Несколько минут они переговаривались, забыв об адской температуре, серной кислоте, о любопытных тварях, щелкающих непонятными коробочками – местными фотоаппаратами.

– Может, состыковаться попробуем? – неуверенно предложил Гобыч.

– Ну, можно… - приняла предложение Глафира, – если … этот… щупальца ослабит.

«Этот» ослабил.

Система замкнутого жизнеобеспечения позволяла не заботится о пище, воде и кислороде. Не помрут. Вот только… о Земле позабыть придется.

Гобыч смотрел на приближающийся борт Наутилии.

Вокруг почти физически ощущалось свиристение, гоготание, хлюпанье, клокотание местных тварей, радостные порыкивания совершившего месть Темыча.
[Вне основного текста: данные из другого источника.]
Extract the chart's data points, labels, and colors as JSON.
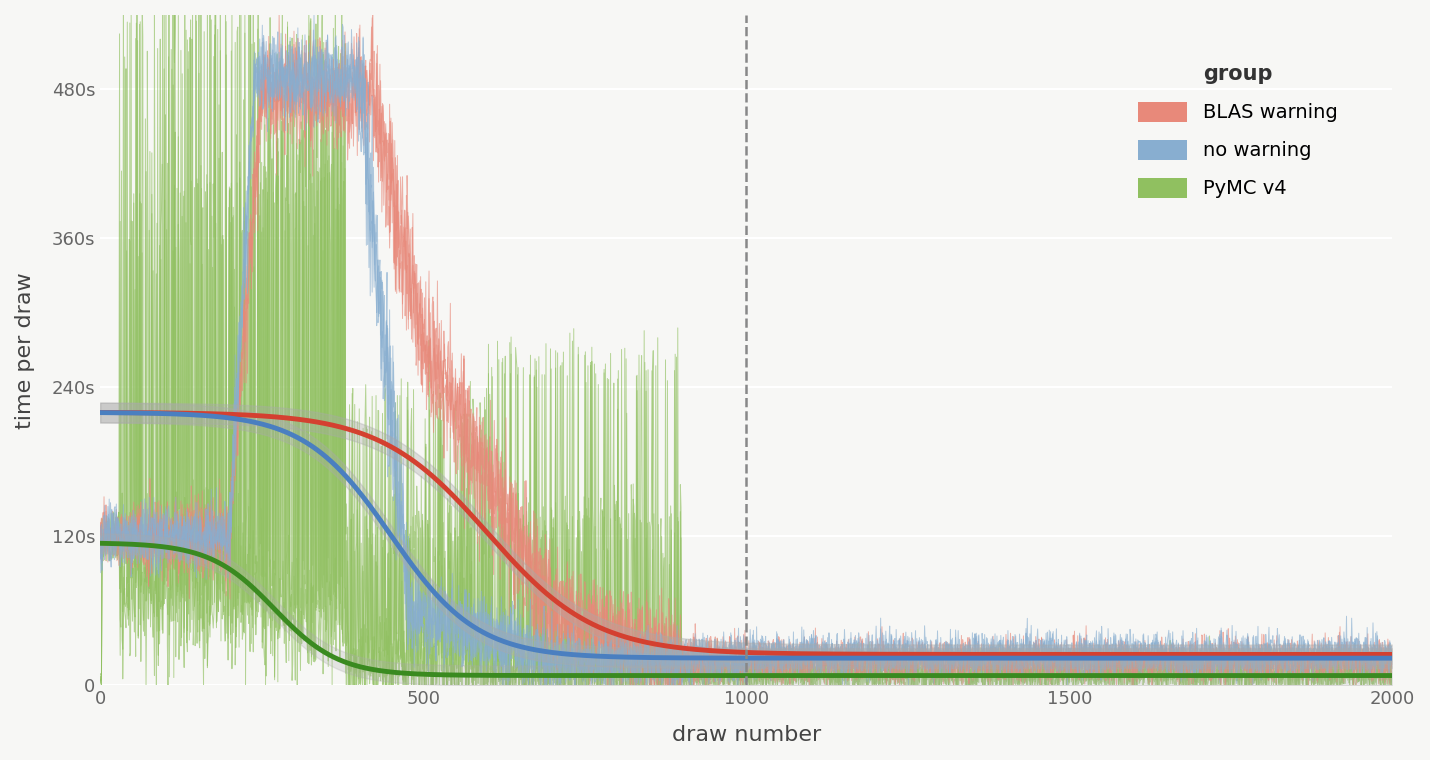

И за несколько мгновений до того, как стыковочные шлюзы соприкоснулись, Гобыч перевел взгляд на нос Серфера. И увидел Нильзи. Девушка смотрела на Гобыча, а он на нее сквозь прозрачную стену рубки. Глаза Нильзи хлопали. Она не гримасничала, сохраняла бесстрастное выражение, молчала. И Гобыч молчал. Потом пожала плечами. Извини, мол. Гобыч понимающе кивнул. Не держу зла, мол. Понимаю, жизнь у тебя такая. Нильзи всхюпнула носом. Потом захохотала. Так понял, по крайней мере, понял Гобыч. Плеснула в рубку кислотой напоследок. Не поминай лихом! Оставляю тебя с Глафирой. И нырнула в кислотное озеро.

Заскрежетали приводы шлюза. Это шла Глафира.

На поверхности Венеры, планеты загадок рассветало.

Сводки человеческих новостей сообщили о том, что в венерианском шторме погибло судно землян Серфер.